I have been spat at. I have been flipped off and harangued too many times to count. I have been threatened with assault multiple times.

Have the totalitarian leftist tactics worked? Yes and no. My 10-year-old daughter is now scared of living in Seattle. And I put bigger Bush signs on my car. I'm working harder and writing more checks to Republican candidates.

Why? Because I believe Bush can restore national civility, trust and respect for the law that has been actively undermined by Clinton/Gore.

Brad Cloven, Seattle

I feel reconnected

Bravo! Bravo! Bravo! Thank you for your endorsement of George W. Bush for president. It's a choice we all can be proud of! I am pleased as punch to feel reconnected to my home town newspaper.

I must admit I am stunned that The Seattle Times has returned to the land of the reasonable, after its misguided infatuation with the lying, scheming Snake Oil Salesman from Arkansas.

Steve Manning, Tacoma

A president inspires

I am an undecided voter. In the great presidential sweepstakes, it is I (along with my fellow undecideds) who will cast the final vote.

The plain truth of the matter is that I am less undecided as ambivalent.

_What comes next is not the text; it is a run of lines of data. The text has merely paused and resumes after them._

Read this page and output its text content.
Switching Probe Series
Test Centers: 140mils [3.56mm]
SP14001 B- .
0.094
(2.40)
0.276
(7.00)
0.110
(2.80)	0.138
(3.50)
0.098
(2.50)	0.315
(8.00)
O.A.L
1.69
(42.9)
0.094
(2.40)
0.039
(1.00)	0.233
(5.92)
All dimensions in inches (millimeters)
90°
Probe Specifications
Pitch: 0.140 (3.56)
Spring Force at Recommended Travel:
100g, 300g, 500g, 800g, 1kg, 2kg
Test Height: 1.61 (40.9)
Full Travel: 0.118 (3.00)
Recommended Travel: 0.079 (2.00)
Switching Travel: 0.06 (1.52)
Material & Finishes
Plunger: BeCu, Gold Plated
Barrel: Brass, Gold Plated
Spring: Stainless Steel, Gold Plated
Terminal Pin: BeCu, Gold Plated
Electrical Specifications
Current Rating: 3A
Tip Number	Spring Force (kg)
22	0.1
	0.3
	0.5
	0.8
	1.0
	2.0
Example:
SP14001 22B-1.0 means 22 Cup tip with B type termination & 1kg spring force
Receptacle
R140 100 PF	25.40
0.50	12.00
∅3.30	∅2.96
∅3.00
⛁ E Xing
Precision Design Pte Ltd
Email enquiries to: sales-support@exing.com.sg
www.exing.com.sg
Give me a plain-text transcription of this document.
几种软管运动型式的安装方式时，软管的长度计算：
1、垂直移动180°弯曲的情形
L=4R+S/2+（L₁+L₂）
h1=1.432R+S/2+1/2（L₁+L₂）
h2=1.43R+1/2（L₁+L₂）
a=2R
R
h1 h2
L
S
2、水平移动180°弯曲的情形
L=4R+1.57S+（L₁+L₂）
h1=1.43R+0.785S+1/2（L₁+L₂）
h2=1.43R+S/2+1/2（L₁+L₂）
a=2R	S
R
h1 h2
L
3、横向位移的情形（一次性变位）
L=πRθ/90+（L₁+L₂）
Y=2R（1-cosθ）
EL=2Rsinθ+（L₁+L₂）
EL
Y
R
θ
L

As I see it, Gush and Bore are indistinguishable from each other. Try as they may to show how different they are with their tax cuts, Social Security, feed the poor with lower drug prices in a lock-box, they miss the real mark by a mile.

Don't they know the president does not offer any legislation, nor does he chair any committee nor cast a single vote on their proposals. Do they think we are daft? Are we?

A president leads by inspiration, by outlining a vision and by force of his personality and strength. These men are indistinguishable because they are both plumbing the depths of the mediocre.

Give me a president who can grasp the issues, form a vision worth following and has the intelligence to articulate a complex thought, and I'll accept their flaws. In other words, give me Clinton.